A couple of months ago, I got it into my head that we should take a weekend trip to Niagara Falls. I’m not sure how I came up with NF – I’m guessing I was looking at Google Maps to figure out how long of a drive it would be if we wanted to visit friends in Boston or Vermont, and then noticed that a certain ginormous tourist destination was right in the middle of both routes. In fact, Niagara Falls – at least the Canadian side – is only about 5.5 hours from Ann Arbor!
We hit the road early this morning and were in Canada by a little after 9. Fortified with Timbits, we pushed on down the 401, enjoying a surprisingly peaceful drive on a beautiful summer day. Neither of us enjoy driving, but we were determined to embrace the ‘road trip’ aspects of the weekend, which is how we came to find ourselves tasting wines of the Niagara Escarpment region. Until we started planning this trip, I really had no idea how agriculturally rich the area was, so it was exciting to taste the fruits of the Greenbelt, 1.8 million acres of permanently protected green space.
First stop, Kittling Ridge, where we tasted a couple of really mediocre wines and also a surprisingly delicious alcopop-beverage whose name has completely escaped me.

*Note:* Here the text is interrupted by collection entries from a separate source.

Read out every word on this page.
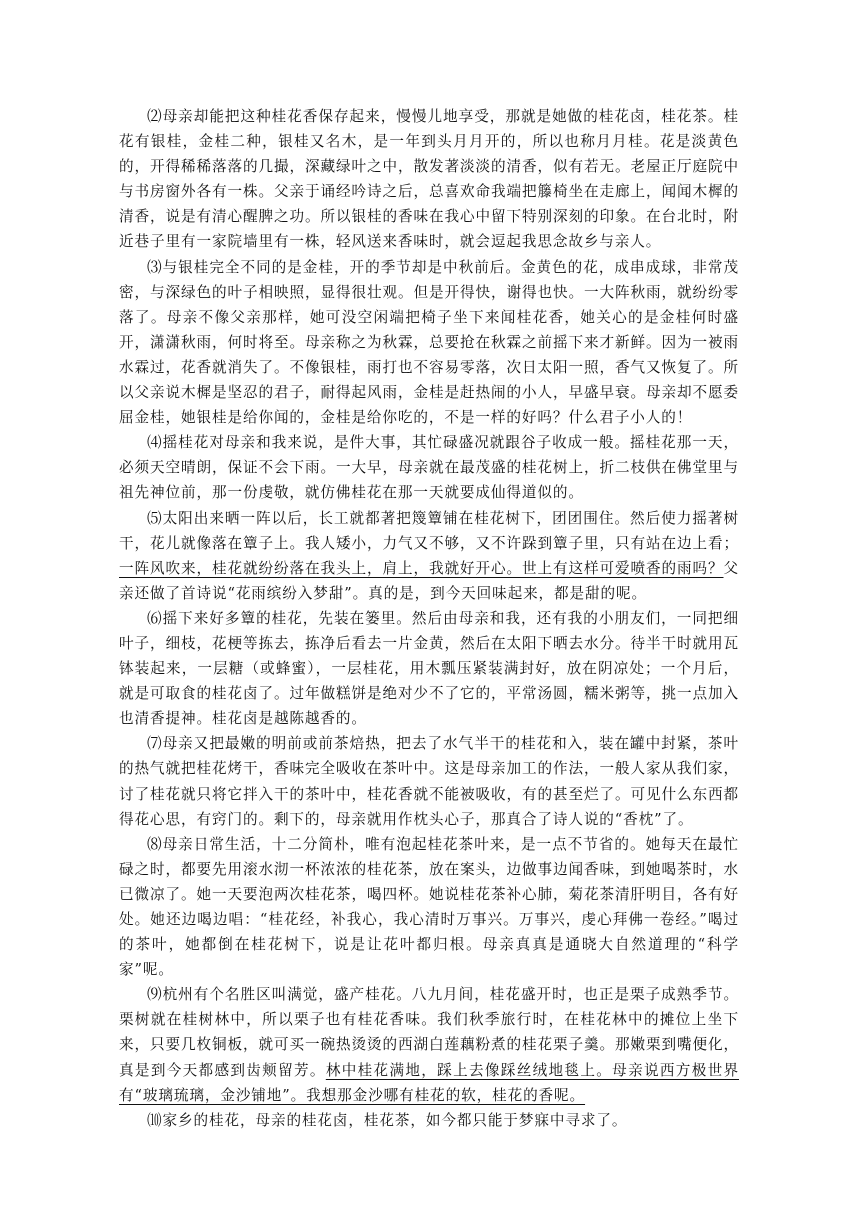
⑵母亲却能把这种桂花香保存起来，慢慢儿地享受，那就是她做的桂花卤，桂花茶。桂花有银桂，金桂二种，银桂又名木，是一年到头月月开的，所以也称月月桂。花是淡黄色的，开得稀稀落落的几撮，深藏绿叶之中，散发著淡淡的清香，似有若无。老屋正厅庭院中与书房窗外各有一株。父亲于诵经吟诗之后，总喜欢命我端把籐椅坐在走廊上，闻闻木樨的清香，说是有清心醒脾之功。所以银桂的香味在我心中留下特别深刻的印象。在台北时，附近巷子里有一家院墙里有一株，轻风送来香味时，就会逗起我思念故乡与亲人。

⑶与银桂完全不同的是金桂，开的季节却是中秋前后。金黄色的花，成串成球，非常茂密，与深绿色的叶子相映照，显得很壮观。但是开得快，谢得也快。一大阵秋雨，就纷纷零落了。母亲不像父亲那样，她可没空闲端把椅子坐下来闻桂花香，她关心的是金桂何时盛开，潇潇秋雨，何时将至。母亲称之为秋霖，总要抢在秋霖之前摇下来才新鲜。因为一被雨水霖过，花香就消失了。不像银桂，雨打也不容易零落，次日太阳一照，香气又恢复了。所以父亲说木樨是坚忍的君子，耐得起风雨，金桂是赶热闹的小人，早盛早衰。母亲却不愿委屈金桂，她银桂是给你闻的，金桂是给你吃的，不是一样的好吗？什么君子小人的！

⑷摇桂花对母亲和我来说，是件大事，其忙碌盛况就跟谷子收成一般。摇桂花那一天，必须天空晴朗，保证不会下雨。一大早，母亲就在最茂盛的桂花树上，折二枝供在佛堂里与祖先神位前，那一份虔敬，就仿佛桂花在那一天就要成仙得道似的。

⑸太阳出来晒一阵以后，长工就都著把篾簟铺在桂花树下，团团围住。然后使力摇著树干，花儿就像落在簟子上。我人矮小，力气又不够，又不许跺到簟子里，只有站在边上看；一阵风吹来，桂花就纷纷落在我头上，肩上，我就好开心。世上有这样可爱喷香的雨吗？父亲还做了首诗说“花雨缤纷入梦甜”。真的是，到今天回味起来，都是甜的呢。

⑹摇下来好多簟的桂花，先装在篓里。然后由母亲和我，还有我的小朋友们，一同把细叶子，细枝，花梗等拣去，拣净后看去一片金黄，然后在太阳下晒去水分。待半干时就用瓦钵装起来，一层糖（或蜂蜜），一层桂花，用木瓢压紧装满封好，放在阴凉处；一个月后，就是可取食的桂花卤了。过年做糕饼是绝对少不了它的，平常汤圆，糯米粥等，挑一点加入也清香提神。桂花卤是越陈越香的。

⑺母亲又把最嫩的明前或前茶焙热，把去了水气半干的桂花和入，装在罐中封紧，茶叶的热气就把桂花烤干，香味完全吸收在茶叶中。这是母亲加工的作法，一般人家从我们家，讨了桂花就只将它拌入干的茶叶中，桂花香就不能被吸收，有的甚至烂了。可见什么东西都得花心思，有窍门的。剩下的，母亲就用作枕头心子，那真合了诗人说的“香枕”了。

⑻母亲日常生活，十二分简朴，唯有泡起桂花茶叶来，是一点不节省的。她每天在最忙碌之时，都要先用滚水沏一杯浓浓的桂花茶，放在案头，边做事边闻香味，到她喝茶时，水已微凉了。她一天要泡两次桂花茶，喝四杯。她说桂花茶补心肺，菊花茶清肝明目，各有好处。她还边喝边唱：“桂花经，补我心，我心清时万事兴。万事兴，虔心拜佛一卷经。”喝过的茶叶，她都倒在桂花树下，说是让花叶都归根。母亲真真是通晓大自然道理的“科学家”呢。

⑼杭州有个名胜区叫满觉，盛产桂花。八九月间，桂花盛开时，也正是栗子成熟季节。栗树就在桂树林中，所以栗子也有桂花香味。我们秋季旅行时，在桂花林中的摊位上坐下来，只要几枚铜板，就可买一碗热烫烫的西湖白莲藕粉煮的桂花栗子羹。那嫩栗到嘴便化，真是到今天都感到齿颊留芳。林中桂花满地，踩上去像踩丝绒地毯上。母亲说西方极世界有“玻璃琉璃，金沙铺地”。我想那金沙哪有桂花的软，桂花的香呢。

⑽家乡的桂花，母亲的桂花卤，桂花茶，如今都只能于梦寐中寻求了。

Rather than getting back on the highway and continuing on to Niagara Falls, we decided to take the back roads and see where we ended up, stopping at several wineries along the way. Peninsula Ridge Estates provided a lovely rosé and remarkably beautiful views of Ontario wine country. We also tasted both the 2001 and 2002 Arcanum (Arcana?) – the former had turned and so was on sale, but the latter was a real knock-out of fruit and spice, though we couldn’t justify the $40 to bring a bottle home.

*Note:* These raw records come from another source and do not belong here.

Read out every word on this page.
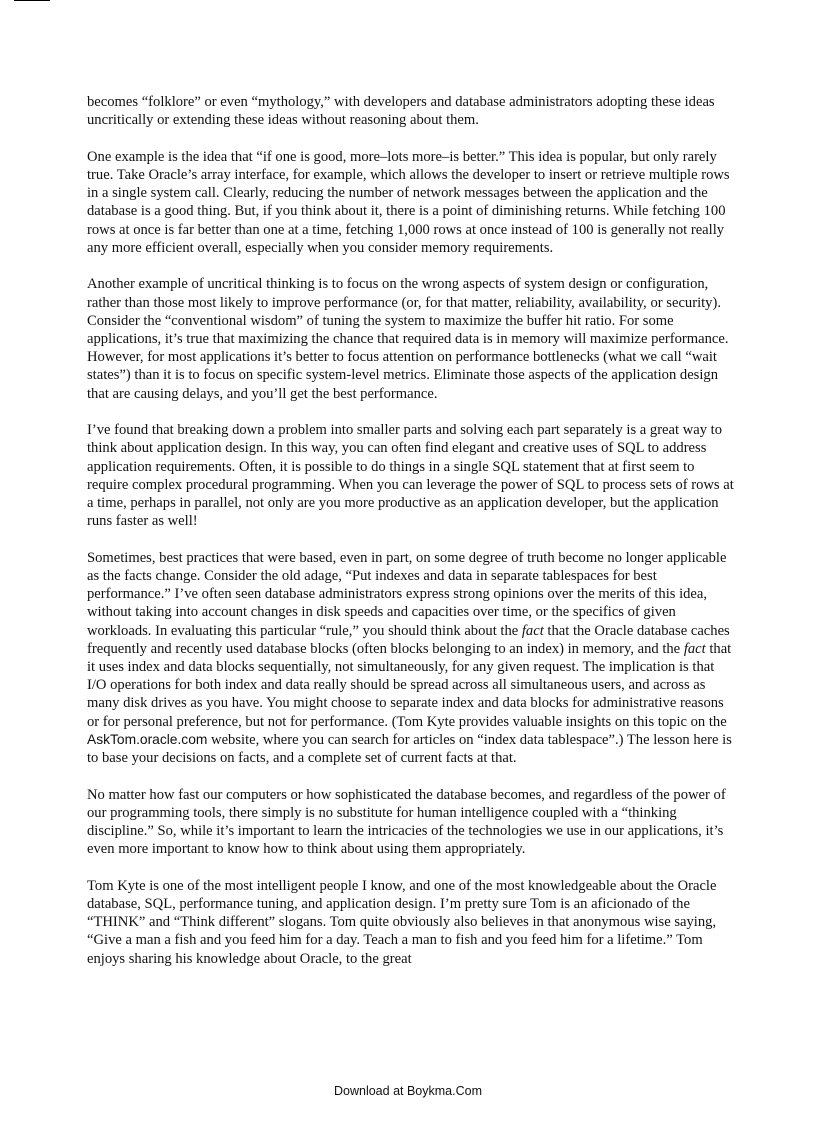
becomes “folklore” or even “mythology,” with developers and database administrators adopting these ideas uncritically or extending these ideas without reasoning about them.

One example is the idea that “if one is good, more–lots more–is better.” This idea is popular, but only rarely true. Take Oracle’s array interface, for example, which allows the developer to insert or retrieve multiple rows in a single system call. Clearly, reducing the number of network messages between the application and the database is a good thing. But, if you think about it, there is a point of diminishing returns. While fetching 100 rows at once is far better than one at a time, fetching 1,000 rows at once instead of 100 is generally not really any more efficient overall, especially when you consider memory requirements.

Another example of uncritical thinking is to focus on the wrong aspects of system design or configuration, rather than those most likely to improve performance (or, for that matter, reliability, availability, or security). Consider the “conventional wisdom” of tuning the system to maximize the buffer hit ratio. For some applications, it’s true that maximizing the chance that required data is in memory will maximize performance. However, for most applications it’s better to focus attention on performance bottlenecks (what we call “wait states”) than it is to focus on specific system-level metrics. Eliminate those aspects of the application design that are causing delays, and you’ll get the best performance.

I’ve found that breaking down a problem into smaller parts and solving each part separately is a great way to think about application design. In this way, you can often find elegant and creative uses of SQL to address application requirements. Often, it is possible to do things in a single SQL statement that at first seem to require complex procedural programming. When you can leverage the power of SQL to process sets of rows at a time, perhaps in parallel, not only are you more productive as an application developer, but the application runs faster as well!

Sometimes, best practices that were based, even in part, on some degree of truth become no longer applicable as the facts change. Consider the old adage, “Put indexes and data in separate tablespaces for best performance.” I’ve often seen database administrators express strong opinions over the merits of this idea, without taking into account changes in disk speeds and capacities over time, or the specifics of given workloads. In evaluating this particular “rule,” you should think about the fact that the Oracle database caches frequently and recently used database blocks (often blocks belonging to an index) in memory, and the fact that it uses index and data blocks sequentially, not simultaneously, for any given request. The implication is that I/O operations for both index and data really should be spread across all simultaneous users, and across as many disk drives as you have. You might choose to separate index and data blocks for administrative reasons or for personal preference, but not for performance. (Tom Kyte provides valuable insights on this topic on the AskTom.oracle.com website, where you can search for articles on “index data tablespace”.) The lesson here is to base your decisions on facts, and a complete set of current facts at that.

No matter how fast our computers or how sophisticated the database becomes, and regardless of the power of our programming tools, there simply is no substitute for human intelligence coupled with a “thinking discipline.” So, while it’s important to learn the intricacies of the technologies we use in our applications, it’s even more important to know how to think about using them appropriately.

Tom Kyte is one of the most intelligent people I know, and one of the most knowledgeable about the Oracle database, SQL, performance tuning, and application design. I’m pretty sure Tom is an aficionado of the “THINK” and “Think different” slogans. Tom quite obviously also believes in that anonymous wise saying, “Give a man a fish and you feed him for a day. Teach a man to fish and you feed him for a lifetime.” Tom enjoys sharing his knowledge about Oracle, to the great

Download at Boykma.Com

At Rosewood Estates, we tried four different meads, and left with a bottle of their Mon Cherie, a mead blended with tart Niagara cherry juice. Shane remarked that he couldn’t believe he hasn’t made a mead yet, so I’m hopeful this will serve as inspiration for an upcoming day of brewing.
I also really liked these guardian bunnies:
Our first few tastings ran us $1 or less per 1 ounce sample, so when we stopped at wineries charging $2 or more, we decided to end our tour and just take in the beautiful countryside on our way to Niagara. There’s something so perfect about driving through rolling hills with the windows down and the radio turned up in the middle of summer.

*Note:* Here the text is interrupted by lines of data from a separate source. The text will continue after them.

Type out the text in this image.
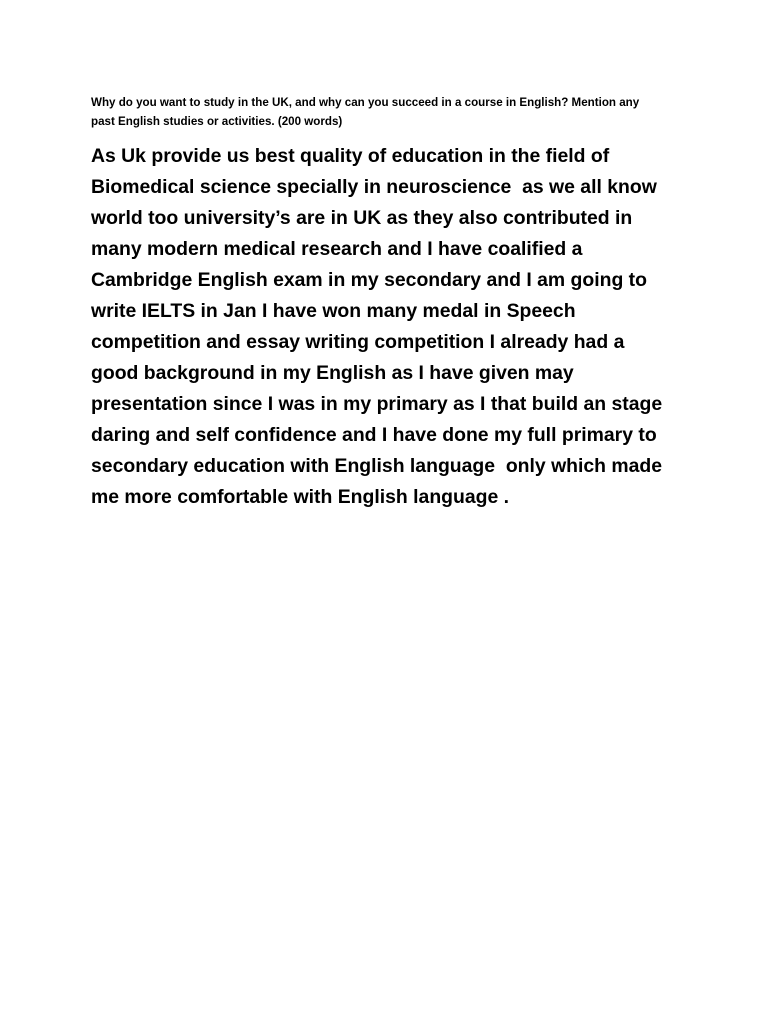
Why do you want to study in the UK, and why can you succeed in a course in English? Mention any
past English studies or activities. (200 words)

As Uk provide us best quality of education in the field of
Biomedical science specially in neuroscience  as we all know
world too university’s are in UK as they also contributed in
many modern medical research and I have coalified a
Cambridge English exam in my secondary and I am going to
write IELTS in Jan I have won many medal in Speech
competition and essay writing competition I already had a
good background in my English as I have given may
presentation since I was in my primary as I that build an stage
daring and self confidence and I have done my full primary to
secondary education with English language  only which made
me more comfortable with English language .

Ontario Wine Country resources:
- Wines of Ontario has a 30+ page booklet in PDF format with information on the wineries of the region. It does not, however, include pricing information for tastings or tours.
- Niagara Wine Trail focuses on Niagara Falls and the Niagara Escarpment area
- Crush on Niagara Wine Tours – if you don’t feel like doing the driving yourself
- Ontario’s Greenbelt provides lots of information on the agricultural riches of the area.